On February 1, the U.S. Treasury Department released data showing that the total U.S. national debt exceeded the US$30 trillion mark for the first time, a record high that greatly exceeded the total U.S. economy last year (US$23.04 trillion).
According to the New York Times, as of Jan. 31, the total outstanding public debt of the U.S. was $30.01 trillion, an increase of nearly $7 trillion from the end of January 2020. The $30 billion national debt includes $23.487 trillion held by the public, $6.525 trillion held by government accounts such as the Federal Trust Fund, and nearly $8 trillion from foreign investors, of which Japan and China are the top two overseas creditors of the United States, and these debts will eventually need to be repaid with interest.
The report said that the 30 trillion dollar mark came earlier than expected.

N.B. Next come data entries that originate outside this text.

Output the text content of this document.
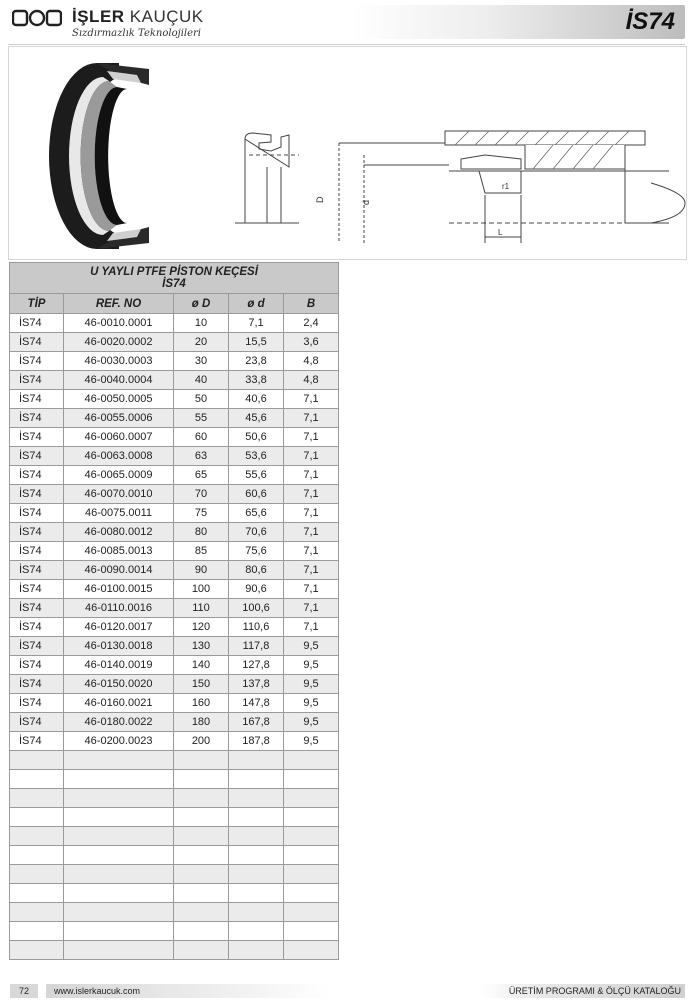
İŞLER KAUÇUK
Sızdırmazlık Teknolojileri	İS74
D	d
r1
L
U YAYLI PTFE PİSTON KEÇESİ
İS74				
TİP	REF. NO	ø D	ø d	B
İS74	46-0010.0001	10	7,1	2,4
İS74	46-0020.0002	20	15,5	3,6
İS74	46-0030.0003	30	23,8	4,8
İS74	46-0040.0004	40	33,8	4,8
İS74	46-0050.0005	50	40,6	7,1
İS74	46-0055.0006	55	45,6	7,1
İS74	46-0060.0007	60	50,6	7,1
İS74	46-0063.0008	63	53,6	7,1
İS74	46-0065.0009	65	55,6	7,1
İS74	46-0070.0010	70	60,6	7,1
İS74	46-0075.0011	75	65,6	7,1
İS74	46-0080.0012	80	70,6	7,1
İS74	46-0085.0013	85	75,6	7,1
İS74	46-0090.0014	90	80,6	7,1
İS74	46-0100.0015	100	90,6	7,1
İS74	46-0110.0016	110	100,6	7,1
İS74	46-0120.0017	120	110,6	7,1
İS74	46-0130.0018	130	117,8	9,5
İS74	46-0140.0019	140	127,8	9,5
İS74	46-0150.0020	150	137,8	9,5
İS74	46-0160.0021	160	147,8	9,5
İS74	46-0180.0022	180	167,8	9,5
İS74	46-0200.0023	200	187,8	9,5

72	www.islerkaucuk.com	ÜRETİM PROGRAMI & ÖLÇÜ KATALOĞU
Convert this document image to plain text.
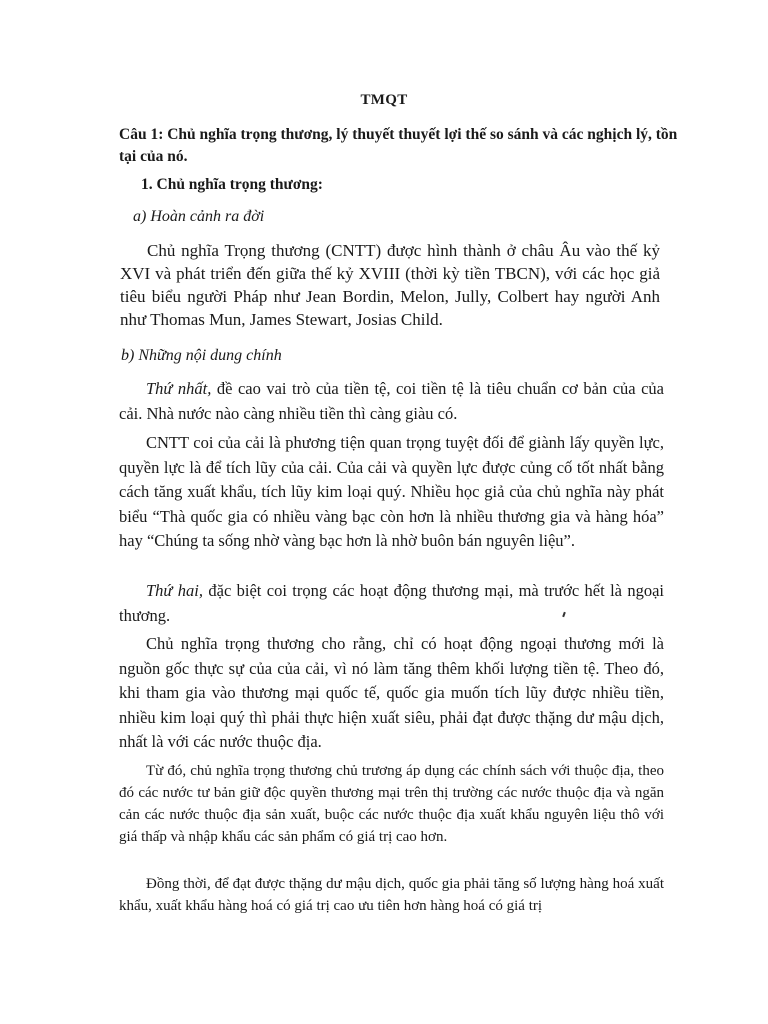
TMQT
Câu 1: Chủ nghĩa trọng thương, lý thuyết thuyết lợi thế so sánh và các nghịch lý, tồn tại của nó.
1. Chủ nghĩa trọng thương:
a) Hoàn cảnh ra đời
Chủ nghĩa Trọng thương (CNTT) được hình thành ở châu Âu vào thế kỷ XVI và phát triển đến giữa thế kỷ XVIII (thời kỳ tiền TBCN), với các học giả tiêu biểu người Pháp như Jean Bordin, Melon, Jully, Colbert hay người Anh như Thomas Mun, James Stewart, Josias Child.
b) Những nội dung chính
Thứ nhất, đề cao vai trò của tiền tệ, coi tiền tệ là tiêu chuẩn cơ bản của của cải. Nhà nước nào càng nhiều tiền thì càng giàu có.
CNTT coi của cải là phương tiện quan trọng tuyệt đối để giành lấy quyền lực, quyền lực là để tích lũy của cải. Của cải và quyền lực được củng cố tốt nhất bằng cách tăng xuất khẩu, tích lũy kim loại quý. Nhiều học giả của chủ nghĩa này phát biểu “Thà quốc gia có nhiều vàng bạc còn hơn là nhiều thương gia và hàng hóa” hay “Chúng ta sống nhờ vàng bạc hơn là nhờ buôn bán nguyên liệu”.
Thứ hai, đặc biệt coi trọng các hoạt động thương mại, mà trước hết là ngoại thương.
Chủ nghĩa trọng thương cho rằng, chỉ có hoạt động ngoại thương mới là nguồn gốc thực sự của của cải, vì nó làm tăng thêm khối lượng tiền tệ. Theo đó, khi tham gia vào thương mại quốc tế, quốc gia muốn tích lũy được nhiều tiền, nhiều kim loại quý thì phải thực hiện xuất siêu, phải đạt được thặng dư mậu dịch, nhất là với các nước thuộc địa.
Từ đó, chủ nghĩa trọng thương chủ trương áp dụng các chính sách với thuộc địa, theo đó các nước tư bản giữ độc quyền thương mại trên thị trường các nước thuộc địa và ngăn cản các nước thuộc địa sản xuất, buộc các nước thuộc địa xuất khẩu nguyên liệu thô với giá thấp và nhập khẩu các sản phẩm có giá trị cao hơn.
Đồng thời, để đạt được thặng dư mậu dịch, quốc gia phải tăng số lượng hàng hoá xuất khẩu, xuất khẩu hàng hoá có giá trị cao ưu tiên hơn hàng hoá có giá trị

In December 2007, before the 2008 financial crisis, the total amount of U.S. debt was $9.2 trillion. Starting from the Great Recession in 2008, the U.S. debt soared in the past few years, especially during the new crown epidemic, the federal government adopted a huge fiscal and monetary incentives – a large number of additional U.S. dollars and Treasury bonds to inject sufficient liquidity into the market to cushion the impact of the crisis on the economy, making the total amount of U.S. debt grew rapidly.
In response, Michael Peterson, CEO of the Peter G. Peterson Foundation, issued a dire warning that “breaking the $30 trillion mark is clearly an important milestone in our dangerous fiscal trajectory.
Peterson also stressed that the federal government’s accumulating debt is the result of a long history of fiscal irresponsibility on the part of both the Democratic and Republican parties in Congress. Over the past few decades, Washington politicians have repeatedly opted for tax cuts or government spending programs rather than thinking about America’s future. He urged U.S. policymakers to get serious about addressing the government’s debt and reshaping fiscal sustainability.
On the other hand, many of the federal epidemic assistance programs authorized by Congress have now expired, leaving Americans with less financial assistance than they had in the early days of the epidemic, and the Federal Reserve has signaled that it is raising interest rates to combat high inflation in the United States.